I asked my two year old to run around for me in his new "wunning soos" the other night and he did something very interesting. He ran around as if he was barefoot - slapping the balls of his feet down first, and just barely touching his heel to the ground. He hasn't been "taught" by his shoes yet to run any way other than how his body is telling him to. Now try an experiment. Take off your shoes and run across the room. Odds are, you'll run the same way as a two year old! Without the heel padding of a modern running shoe, it just hurts to drive your heel into the ground at the beginning of every step. If you don't happen to have access to toddlers or running shoes - check out the video below, which illustrates the problem pretty clearly.
When you're running, each step can put an impact of as much as twelve times your body weight on your foot.
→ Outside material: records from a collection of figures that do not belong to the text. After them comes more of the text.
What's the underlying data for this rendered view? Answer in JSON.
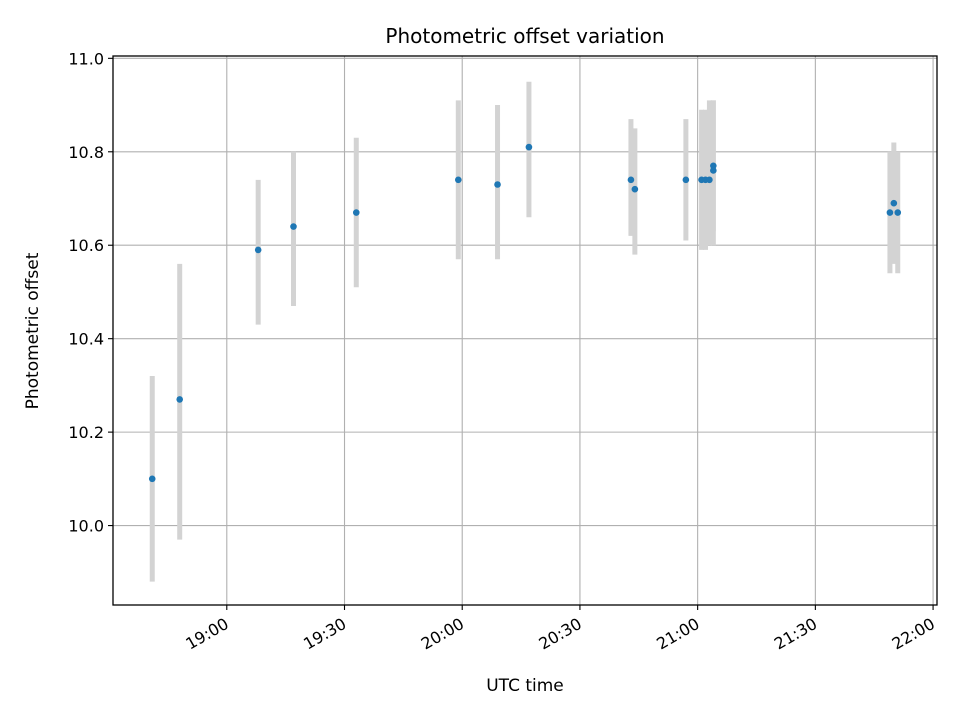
{
  "chart_data": {
    "type": "scatter",
    "title": "Photometric offset variation",
    "xlabel": "UTC time",
    "ylabel": "Photometric offset",
    "x_axis_type": "time",
    "xlim": [
      "18:31",
      "22:01"
    ],
    "ylim": [
      9.83,
      11.005
    ],
    "x_ticks": [
      "19:00",
      "19:30",
      "20:00",
      "20:30",
      "21:00",
      "21:30",
      "22:00"
    ],
    "y_ticks": [
      10.0,
      10.2,
      10.4,
      10.6,
      10.8,
      11.0
    ],
    "y_tick_labels": [
      "10.0",
      "10.2",
      "10.4",
      "10.6",
      "10.8",
      "11.0"
    ],
    "grid": true,
    "marker_color": "#1f77b4",
    "errorbar_color": "#d3d3d3",
    "series": [
      {
        "points": [
          {
            "x": "18:41",
            "y": 10.1,
            "ylow": 9.88,
            "yhigh": 10.32
          },
          {
            "x": "18:48",
            "y": 10.27,
            "ylow": 9.97,
            "yhigh": 10.56
          },
          {
            "x": "19:08",
            "y": 10.59,
            "ylow": 10.43,
            "yhigh": 10.74
          },
          {
            "x": "19:17",
            "y": 10.64,
            "ylow": 10.47,
            "yhigh": 10.8
          },
          {
            "x": "19:33",
            "y": 10.67,
            "ylow": 10.51,
            "yhigh": 10.83
          },
          {
            "x": "19:59",
            "y": 10.74,
            "ylow": 10.57,
            "yhigh": 10.91
          },
          {
            "x": "20:09",
            "y": 10.73,
            "ylow": 10.57,
            "yhigh": 10.9
          },
          {
            "x": "20:17",
            "y": 10.81,
            "ylow": 10.66,
            "yhigh": 10.95
          },
          {
            "x": "20:43",
            "y": 10.74,
            "ylow": 10.62,
            "yhigh": 10.87
          },
          {
            "x": "20:44",
            "y": 10.72,
            "ylow": 10.58,
            "yhigh": 10.85
          },
          {
            "x": "20:57",
            "y": 10.74,
            "ylow": 10.61,
            "yhigh": 10.87
          },
          {
            "x": "21:01",
            "y": 10.74,
            "ylow": 10.59,
            "yhigh": 10.89
          },
          {
            "x": "21:02",
            "y": 10.74,
            "ylow": 10.59,
            "yhigh": 10.89
          },
          {
            "x": "21:03",
            "y": 10.74,
            "ylow": 10.6,
            "yhigh": 10.91
          },
          {
            "x": "21:04",
            "y": 10.76,
            "ylow": 10.6,
            "yhigh": 10.91
          },
          {
            "x": "21:04",
            "y": 10.77,
            "ylow": 10.63,
            "yhigh": 10.91
          },
          {
            "x": "21:49",
            "y": 10.67,
            "ylow": 10.54,
            "yhigh": 10.8
          },
          {
            "x": "21:50",
            "y": 10.69,
            "ylow": 10.56,
            "yhigh": 10.82
          },
          {
            "x": "21:51",
            "y": 10.67,
            "ylow": 10.54,
            "yhigh": 10.8
          }
        ]
      }
    ]
  }
}
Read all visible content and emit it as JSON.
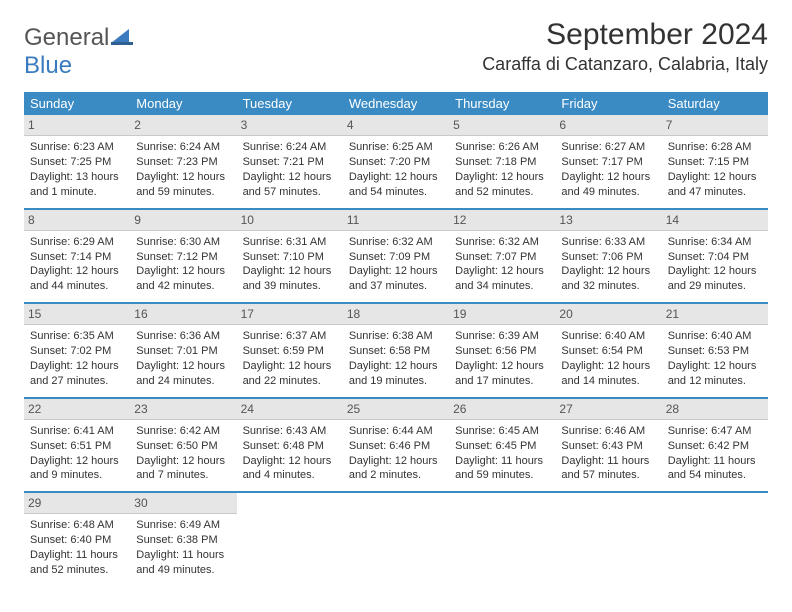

For someone like me - that's over a ton of impact power hitting each foot... each step. And with my heel down and toes up as in the video above, my Achilles tendon is stretched even tighter between the "airbags" into my heel bone. I'm just surprised I didn't start feeling tweaks a couple hundred miles ago.Impact aside - the thick heel of a running shoe puts your actual heel about an inch of the ground. No matter how much "motion control" the shoe has built in to it, you're foot's much more likely to do weird twists, turns and pronations as you balance the mass of your body on the impact of each elevated foot.
Take away the heel support of the modern running shoe and your body tells you to run like a toddler - and to and each step the way your foot is meant to. Look at it for a sec... it's like a natural shock absorber all by itself. Land on the meaty ball of your foot, and your arch's natural suspension system takes up the shock, and rebounds the force you've just put into it back up into another step. Amazing!
Which is all a very roundabout way of explaining why it is that the combination of my Kindle and a long needle is going to get me running on a treadmill barefoot tomorrow. Maybe this idea's not worth the $11.98 it cost to download the book. But it sure makes sense... and it can't be much worse than another shot, can it?